You can add the Pokémon tracker to your stream in a similar way. Add a new Window Capture source to your scene, and select the “Pokedex Counter Online” window. It’s important to note that since you’re choosing the whole window as a source, changing tabs will change what appears in the window, so you’ll probably want to break the counter out into a separate window.

OBS: select a new window source, select the PokeDex Counter Online window, and add it to your scene.
Select a new window source, select the PokeDex Counter Online window, and add it to your scene.

The other important step with this source is applying a crop filter. Go to your source settings (either click the gear button in the source pane or right-click on the source name) and select “filters.” There are two types of filters, Audio/Visual filters and Effect filters. In this case, we’re modifying the window with an effect, so create a new Effect filter and select “crop/pad.” This is where the pokémon per row customization option in PokedexCounterOnline comes in handy; find a shape that fits an open area of your stream window and play around with the row settings and cropping until you find something that maximizes your free space.

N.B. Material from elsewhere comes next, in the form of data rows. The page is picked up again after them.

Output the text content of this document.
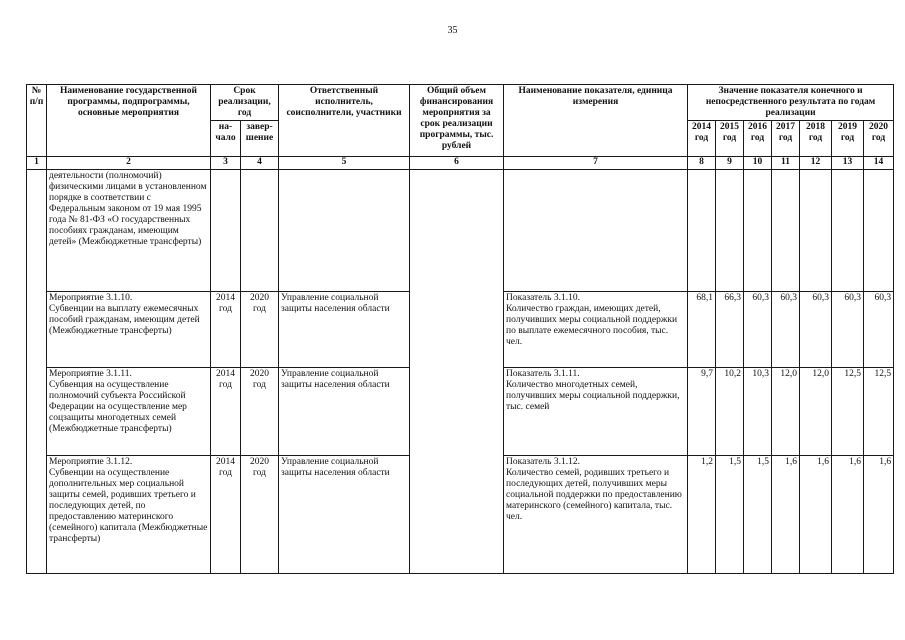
35
№ п/п	Наименование государственной программы, подпрограммы, основные мероприятия	Срок реализации, год		Ответственный исполнитель, соисполнители, участники	Общий объем финансирования мероприятия за срок реализации программы, тыс. рублей	Наименование показателя, единица измерения	Значение показателя конечного и непосредственного результата по годам реализации						
		на-чало	завер-шение				2014 год	2015 год	2016 год	2017 год	2018 год	2019 год	2020 год
1	2	3	4	5	6	7	8	9	10	11	12	13	14
	деятельности (полномочий) физическими лицами в установленном порядке в соответствии с Федеральным законом от 19 мая 1995 года № 81-ФЗ «О государственных пособиях гражданам, имеющим детей» (Межбюджетные трансферты)												
	Мероприятие 3.1.10.
Субвенции на выплату ежемесячных пособий гражданам, имеющим детей (Межбюджетные трансферты)	2014 год	2020 год	Управление социальной защиты населения области		Показатель 3.1.10.
Количество граждан, имеющих детей, получивших меры социальной поддержки по выплате ежемесячного пособия, тыс. чел.	68,1	66,3	60,3	60,3	60,3	60,3	60,3
	Мероприятие 3.1.11.
Субвенция на осуществление полномочий субъекта Российской Федерации на осуществление мер соцзащиты многодетных семей (Межбюджетные трансферты)	2014 год	2020 год	Управление социальной защиты населения области		Показатель 3.1.11.
Количество многодетных семей, получивших меры социальной поддержки, тыс. семей	9,7	10,2	10,3	12,0	12,0	12,5	12,5
	Мероприятие 3.1.12.
Субвенции на осуществление дополнительных мер социальной защиты семей, родивших третьего и последующих детей, по предоставлению материнского (семейного) капитала (Межбюджетные трансферты)	2014 год	2020 год	Управление социальной защиты населения области		Показатель 3.1.12.
Количество семей, родивших третьего и последующих детей, получивших меры социальной поддержки по предоставлению материнского (семейного) капитала, тыс. чел.	1,2	1,5	1,5	1,6	1,6	1,6	1,6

Right-click, select "Filter," create new "Effect Filter," select "Crop/Pad", name the filter, crop each side to your desired shape
Right-click, select “Filter,” create new “Effect Filter,” select “Crop/Pad”, name the filter, crop each side to your desired shape

Streaming on Twitch

So technically all you need to do to start streaming once you have OBS set up is hit the “Start Streaming” button and you’ll be off to the races. However, if you’re looking for people to actually find your stream and engage with it, you’ll want to do a bit of work within your Twitch Creator Dashboard to add a title, description, and tags. These will all help viewers find your stream when they’re searching for content.

In Conclusion

I know there are a lot of streaming guides out there. I wrote this mostly because it took me forever to find a few specific tools I needed to set up a Pokémon catch ‘em all race and I wanted to share them with anyone who is inspired by Keizaron, 360Chrism, Shenanagans, and others to start speedrunning and racing themselves. Keep watching this space for more steps on how to recreate this setup on Windows!